ESPECTáCULOS › ROGER WATERS CONCRETO UN NOTABLE DEBUT EN LA ARGENTINA

La noche en que el sueño fue realidad

El autor de los temas y obras capitales de Pink Floyd llenó de un público emocionado y conocedor el estadio de Vélez Sarsfield, en un recital de alto nivel, casi un inesperado milagro en la Argentina de hoy.

“No queremos educación, no queremos más control”, canta Roger Waters, y la multitud de cincuenta mil personas que llena el estadio canta con él. “Ey, maestros, dejen a sus alumnos en paz”, grita ahora el hombre desde el escenario y la multitud ruge un unísono perfecto. El autor y compositor de los mejores temas y obras de Pink Floyd no ofreció anoche un recital: lideró una ceremonia pagana pletórica de emociones profundas, en que resultó vital la participación del público. En una Argentina normal, esta visita hubiese convocado no menos del doble de gente. Pero los que fueron anoche valían por dos claramente. Muchos, se notaba, habían esperado lustros soñando con el milagro de que alguna vez Pink Floyd actuase en Buenos Aires. Anoche lo hizo, aunque sólo Waters estuviese en el estadio de Vélez Sarsfield, así como fueron Los Beatles los que tocaron en las noches de los shows de Paul McCartney en el estadio de River Plate.

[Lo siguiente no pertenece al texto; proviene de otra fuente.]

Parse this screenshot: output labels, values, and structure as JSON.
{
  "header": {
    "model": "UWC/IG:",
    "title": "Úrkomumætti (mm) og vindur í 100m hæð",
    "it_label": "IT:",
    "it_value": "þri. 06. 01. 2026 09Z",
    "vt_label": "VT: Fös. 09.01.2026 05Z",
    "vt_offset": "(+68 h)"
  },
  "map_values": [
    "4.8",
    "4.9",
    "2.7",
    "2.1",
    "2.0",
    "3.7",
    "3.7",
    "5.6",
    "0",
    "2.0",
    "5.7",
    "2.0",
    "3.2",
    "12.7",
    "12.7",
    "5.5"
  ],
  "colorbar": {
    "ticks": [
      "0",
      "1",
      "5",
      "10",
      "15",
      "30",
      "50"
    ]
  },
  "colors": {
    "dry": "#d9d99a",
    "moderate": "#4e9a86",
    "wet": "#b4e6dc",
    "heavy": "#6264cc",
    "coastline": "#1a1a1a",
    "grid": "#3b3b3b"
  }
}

Resulta por lo menos curioso ver el poder sobre el público del autor y compositor de rock que más trabajó sobre el tema de la manipulación de masas en la cultura contemporánea. Olvidando que alguna vez odió los shows en los estadios, sus apuestas al gigantismo, Waters se comportó anoche como un frontman experimentado, pero a la vez preso de cierto distanciamiento emocional, como si estuviese de vuelta de todo entusiasmo, de toda concesión. La gente puso en ese lugar una gigantesca oleada de calor y de entusiasmo, y una cuota importante de inocencia y plenitud: a pocos pareció importarle que no estuviese en escena David Gilmour, cuyas performances en guitarra en buena parte de estos mismos temas son de una calidad inolvidable. El asunto es que los temas importante de Waters son, fueron y serán tan buenos que su sola ejecución llena el alma del público de vivencias, certezas y evocación. ¿Cómo disimular la emoción cuando suenan en vivo canciones legendarias escuchadas miles de veces en disco o por radio, que fueron tocadas en una era ya lejana por músicos absolutamente inalcanzables?

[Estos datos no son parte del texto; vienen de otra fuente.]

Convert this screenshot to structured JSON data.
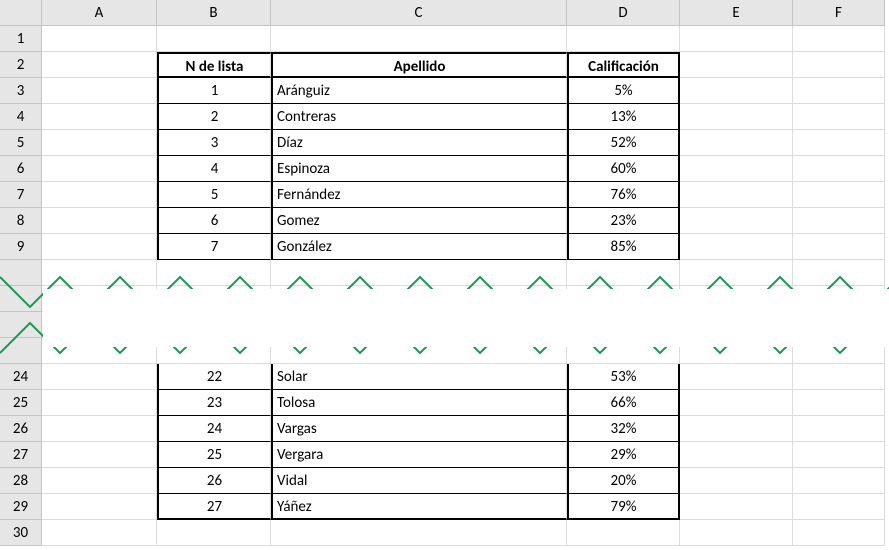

La sensación de bronca generacional (y nacional) que acompañó al coro masivo de “Another brick in the wall” –cuyo video, incluido en el film The wall muestra a los chicos de un colegio inglés cayendo en una picadora de carne, antes de que otros lo destruyan para siempre– se transformó en un colectivo momento de emoción cuando, al promediar la primera parte, con “Brilla tu, diamante loco” y “Quisiera que estuvieses aquí” Waters rindió homenaje al legendario Syd Barret, el primer líder de Pink Floyd, que se quedó encerrado para siempre en su pequeño mundo de excesos. Una vieja foto de Barret en los 60 le puso humanidad a la pantalla gigantesca que presidía el escenario, ilustrando el mundo según Waters, ese universo opresivo y a la vez lleno de poesía, en que vuelan chanchos, un prisma de luz termina encandilando, las máquinas masacran al hombre y del amor puede brotar el odio en cualquier momento. La lluvia que amenazó la velada, y que cayó sin molestar durante algunos pasajes, parecía parte de la puesta del show, así como los relámpagos que la acompañaban.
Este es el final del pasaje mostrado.